O que eu reparo, e não só nas mães-mulheres…
O que eu reparo, e não só nas mães-mulheres, mas em todos, é que todos sofrem estas pausas durante a vida, mas ninguém consegue entender, e quer desesperadamente voltar para aquilo que reconhecemos. Que te pertence. Que te acalma. Sair do seu eixo, do seu prumo, porque tudo tá mudando, dá um medo e um desespero danado, eu sei, tô vivendo isto agora.
E então, neste medo de não nos acharmos mais, começamos uma maratona frenética, baseada na ansiedade e nada saudável. Queremos logo chegar ao fim do processo, percorrendo tudo cegamente, com olhos somente na linha de chegada.
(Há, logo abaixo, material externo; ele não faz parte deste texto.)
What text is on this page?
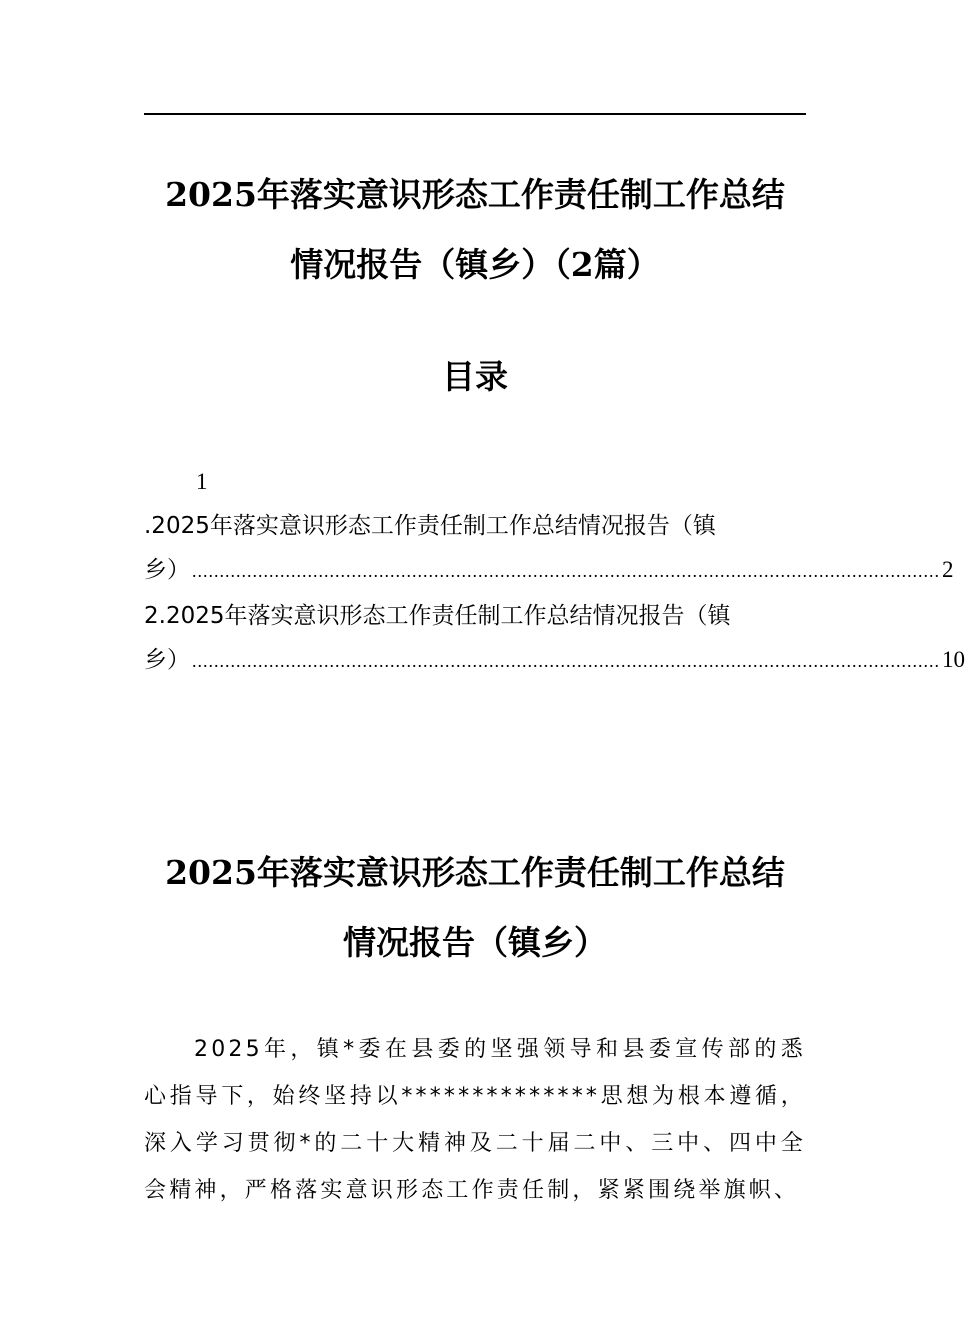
2025年落实意识形态工作责任制工作总结
情况报告（镇乡）（2篇）
目录
1
.2025年落实意识形态工作责任制工作总结情况报告（镇
乡） ........................................................................................................................................ 2
2.2025年落实意识形态工作责任制工作总结情况报告（镇
乡） ........................................................................................................................................ 10
2025年落实意识形态工作责任制工作总结
情况报告（镇乡）

2025年，镇*委在县委的坚强领导和县委宣传部的悉心指导下，始终坚持以**************思想为根本遵循，深入学习贯彻*的二十大精神及二十届二中、三中、四中全会精神，严格落实意识形态工作责任制，紧紧围绕举旗帜、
Este correr pra passar depressa talvez seja o que nos faz não nos reconfigurar direito. Não viver esta pausa, este download de uma nova função, cenário, estrutura, talvez é que nos faça permanecer irreconhecíveis por mais tempo. Ou nos perder no caminho…
o natural do deixar fluir e performar melhor, pelo amor
E atribuo esta urgência à nossa eterna cobrança – externa e, principalmente, a interna. Ser um indivíduo de alta performance acaba com qualquer performance. O forçar, o sofrer por conquistar e se manter continuamente produtivo em algo talvez nos faça perder o natural do deixar fluir e performar melhor, pelo amor.
Li uma matéria com uma celebridade que é mãe e a filha já está um pouco grande. Nela, ela diz que largou o seu lado mulher e não deveria ter feito isto, enquanto estava no inicio da maternidade. Eu discordo plenamente. O querer voltar logo ao que se era te faz sofrer demais, a não ser que aconteça naturalmente. Se você não consegue ter olhos para um lado teu, talvez não esteja na hora de olhar ainda para ele. E já reparou que quanto mais apressamos as coisas, mais elas não acontecem ou demoram para acontecer? Temos que aprender a entender que cada um tem seu tempo e precisamos respeitar o nosso. Deixar as coisas fluírem como se devem. Já dizia o ditado: não apresse o rio, ele já corre depressa demais.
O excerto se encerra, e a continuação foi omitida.